Javier Zarzalejos-El Correo

  • Una reforma de la ley fundamental no puede acabar con el sujeto constituyente, una secesión no sería una apacible modificación sino un supuesto de destrucción

La Constitución ha cumplido 45 años. En un país con historia constitucional accidentada como España, este aniversario debería marcar un logro digno de celebrarse. Sin embargo, la conmemoración se encuentra envuelta en una nube sombría de polarización y ruptura de consensos, con el secesionismo irrumpiendo en escena para hacer problemático un éxito colectivo con el apoyo de la izquierda a cambio de poder.

Lo cierto es que las preocupaciones que albergan los españoles sobre su Constitución parecen menores. Recientes encuestas hablan de que la mayoría verían bien la equiparación del varón y la mujer en la sucesión de la Corona, una cuestión resuelta de hecho al menos para una generación. Más sorprendente aún: abundan los que se muestran partidarios de una reforma para hacer del Senado «una verdadera Cámara de representación territorial». Hay también quienes creen que debería introducirse el derecho de autodeterminación de las comunidades autónomas, pero los hay en igual número que desearían que España volviera a ser un Estado centralizado sin autonomías. Vaya lo uno por lo otro. Predomina la satisfacción con una norma que ha procurado libertades, derechos fundamentales, independencia judicial, elecciones, descentralización política y administrativa, reconocimiento identitario, alternancia de gobierno, incorporación plena al proyecto de integración europea, debate público y superación de los problemas estructurales de nuestro constitucionalismo contemporáneo salvo el territorial.

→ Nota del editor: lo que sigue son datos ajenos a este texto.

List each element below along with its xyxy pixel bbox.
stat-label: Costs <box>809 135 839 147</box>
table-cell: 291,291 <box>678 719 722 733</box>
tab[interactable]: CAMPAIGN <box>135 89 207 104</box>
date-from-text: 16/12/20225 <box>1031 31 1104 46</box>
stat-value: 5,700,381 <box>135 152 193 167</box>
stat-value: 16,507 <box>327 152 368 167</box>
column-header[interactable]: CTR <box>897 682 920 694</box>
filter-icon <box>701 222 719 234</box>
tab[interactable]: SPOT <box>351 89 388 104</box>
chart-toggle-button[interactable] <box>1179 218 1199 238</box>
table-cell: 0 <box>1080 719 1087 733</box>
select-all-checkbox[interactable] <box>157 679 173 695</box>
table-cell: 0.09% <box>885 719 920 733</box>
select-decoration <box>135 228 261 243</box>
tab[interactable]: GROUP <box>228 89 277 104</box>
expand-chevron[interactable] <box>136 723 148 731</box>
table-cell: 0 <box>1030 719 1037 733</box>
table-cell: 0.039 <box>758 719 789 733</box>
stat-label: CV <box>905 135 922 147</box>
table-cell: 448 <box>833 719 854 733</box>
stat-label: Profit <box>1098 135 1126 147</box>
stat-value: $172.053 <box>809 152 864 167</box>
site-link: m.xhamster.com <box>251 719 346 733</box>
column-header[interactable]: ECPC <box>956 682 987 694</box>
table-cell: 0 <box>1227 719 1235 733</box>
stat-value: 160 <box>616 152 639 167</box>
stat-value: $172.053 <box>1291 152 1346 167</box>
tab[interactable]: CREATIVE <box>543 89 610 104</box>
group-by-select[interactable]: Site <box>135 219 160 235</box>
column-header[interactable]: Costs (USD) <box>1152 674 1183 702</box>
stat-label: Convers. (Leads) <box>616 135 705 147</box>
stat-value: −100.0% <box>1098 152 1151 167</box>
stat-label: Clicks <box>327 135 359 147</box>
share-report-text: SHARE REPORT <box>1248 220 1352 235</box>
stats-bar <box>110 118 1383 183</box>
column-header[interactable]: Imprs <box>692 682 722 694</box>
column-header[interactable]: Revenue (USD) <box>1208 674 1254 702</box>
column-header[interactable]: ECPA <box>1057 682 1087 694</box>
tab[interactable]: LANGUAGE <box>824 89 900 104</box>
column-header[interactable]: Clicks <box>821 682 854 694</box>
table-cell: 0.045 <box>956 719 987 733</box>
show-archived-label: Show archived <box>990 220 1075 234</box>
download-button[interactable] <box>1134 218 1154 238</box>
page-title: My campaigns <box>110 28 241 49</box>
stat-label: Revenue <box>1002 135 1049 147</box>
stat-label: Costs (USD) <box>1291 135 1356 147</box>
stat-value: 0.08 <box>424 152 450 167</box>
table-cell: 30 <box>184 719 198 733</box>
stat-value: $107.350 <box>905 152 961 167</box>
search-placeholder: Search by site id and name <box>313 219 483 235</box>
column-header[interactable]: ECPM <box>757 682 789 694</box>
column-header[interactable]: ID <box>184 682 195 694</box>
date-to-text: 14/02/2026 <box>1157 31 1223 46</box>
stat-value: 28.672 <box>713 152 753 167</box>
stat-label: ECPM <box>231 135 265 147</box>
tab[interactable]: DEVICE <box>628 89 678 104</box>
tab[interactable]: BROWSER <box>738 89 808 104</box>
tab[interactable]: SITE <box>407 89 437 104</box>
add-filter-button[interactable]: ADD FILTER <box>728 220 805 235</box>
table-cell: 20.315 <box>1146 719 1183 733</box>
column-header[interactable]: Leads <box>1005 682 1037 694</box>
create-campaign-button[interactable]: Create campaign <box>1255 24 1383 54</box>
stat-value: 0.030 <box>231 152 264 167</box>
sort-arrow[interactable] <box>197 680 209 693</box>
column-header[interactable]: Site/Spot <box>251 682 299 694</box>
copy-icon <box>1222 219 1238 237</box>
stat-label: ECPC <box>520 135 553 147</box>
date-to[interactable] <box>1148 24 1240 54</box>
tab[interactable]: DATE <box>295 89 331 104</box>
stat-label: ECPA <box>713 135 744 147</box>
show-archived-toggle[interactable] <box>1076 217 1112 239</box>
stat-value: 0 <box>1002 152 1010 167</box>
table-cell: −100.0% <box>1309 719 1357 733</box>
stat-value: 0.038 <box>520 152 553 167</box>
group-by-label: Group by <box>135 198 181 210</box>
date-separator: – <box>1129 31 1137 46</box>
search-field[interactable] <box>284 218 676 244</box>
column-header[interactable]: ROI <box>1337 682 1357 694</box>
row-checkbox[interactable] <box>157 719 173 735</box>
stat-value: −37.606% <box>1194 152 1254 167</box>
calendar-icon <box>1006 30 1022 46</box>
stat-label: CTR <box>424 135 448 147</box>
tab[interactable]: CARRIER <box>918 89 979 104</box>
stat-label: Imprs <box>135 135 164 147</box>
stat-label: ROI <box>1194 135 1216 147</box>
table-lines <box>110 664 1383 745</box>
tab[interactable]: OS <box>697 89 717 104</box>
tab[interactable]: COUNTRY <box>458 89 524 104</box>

No se puede ocultar, sin embargo, que la dinámica política de España, marcada por el pacto de hierro entre la izquierda y un nacionalismo cada vez más agresivo que llega a la intentona secesionista de octubre de 2017, ha sacado a la Constitución del carril que le daba estabilidad; es decir, del entendimiento fundamental entre los dos principales partidos: PP y PSOE. Este extravío presenta varias manifestaciones.

En primer lugar, la izquierda ha concedido a los nacionalismos más radicalizados la capacidad para decidir sobre la calidad de nuestra democracia. Parece que la prueba del nueve de la Constitución es su desarticulación para acceder a las pretensiones rupturistas del nacionalismo y de sus élites políticas extractivas frente a la inmensa mayoría de los ciudadanos.

El desapego de la izquierda hacia la Constitución y hacia un proceso constituyente que retrospectivamente presenta como deficitario en términos democráticos, impugnando la idea misma del consenso constitucional, ha hecho que a través de las leyes de Memoria se quiera insertar una legitimidad alternativa a la de 1978, elaborada sobre la idealización de la experiencia republicana y el papel de la izquierda en ella. Hablamos, en palabras de Josu de Miguel refiriéndose a las disposiciones contra el fascismo de la Constitución italiana, de una «revisión normativa del pasado» para ir hacia un tipo de «constitucionalismo memorialista más aversivo que aspiracional, en el sentido de que quizá busca confrontarse más con la historia que con el futuro», una orientación que puede tener cabida en una coyuntura como la italiana de la posguerra, pero que carece de justificación cuando se trata de continuar un acuerdo de reconciliación nacional como el que marcó la Transición democrática en España.

Un tercer factor es la insistencia en el carácter íntegramente revisable de la Constitución sin reconocer límite material alguno. El Tribunal Constitucional ha insistido en el carácter no militante de la Constitución, teóricamente abierta a cualquier modificación con la única condición de respetar los cauces formales para ello. Este «indiferentismo constitucional», en expresión de Javier Tajadura, llevado al extremo tiene un efecto deslegitimador de la Constitución que es expresión de valores sustantivos de la democracia. Por otra parte, si lo que se quiere subrayar con ello es que los nacionalistas pueden perseguir sus objetivos de independencia respetando los procedimientos, la intentona secesionista catalana muestra hasta qué punto ese valor de la Constitución no es reconocido en un discurso que sigue motejando la norma fundamental como una «cárcel de pueblos».

¿Aceptaríamos que con tal de seguirse los procedimientos se restableciera la pena de muerte, la segregación racial en escuelas e instalaciones públicas o derechos civiles distintos para hombres y mujeres? De la misma manera, una reforma de la Constitución no puede acabar con el sujeto constituyente, de modo que una eventual secesión de un territorio no sería una apacible modificación constitucional sino un supuesto de destrucción constitucional porque destruiría aquello en lo que la Constitución se fundamenta. De modo que sí, Constitución abierta, pero democracia militante.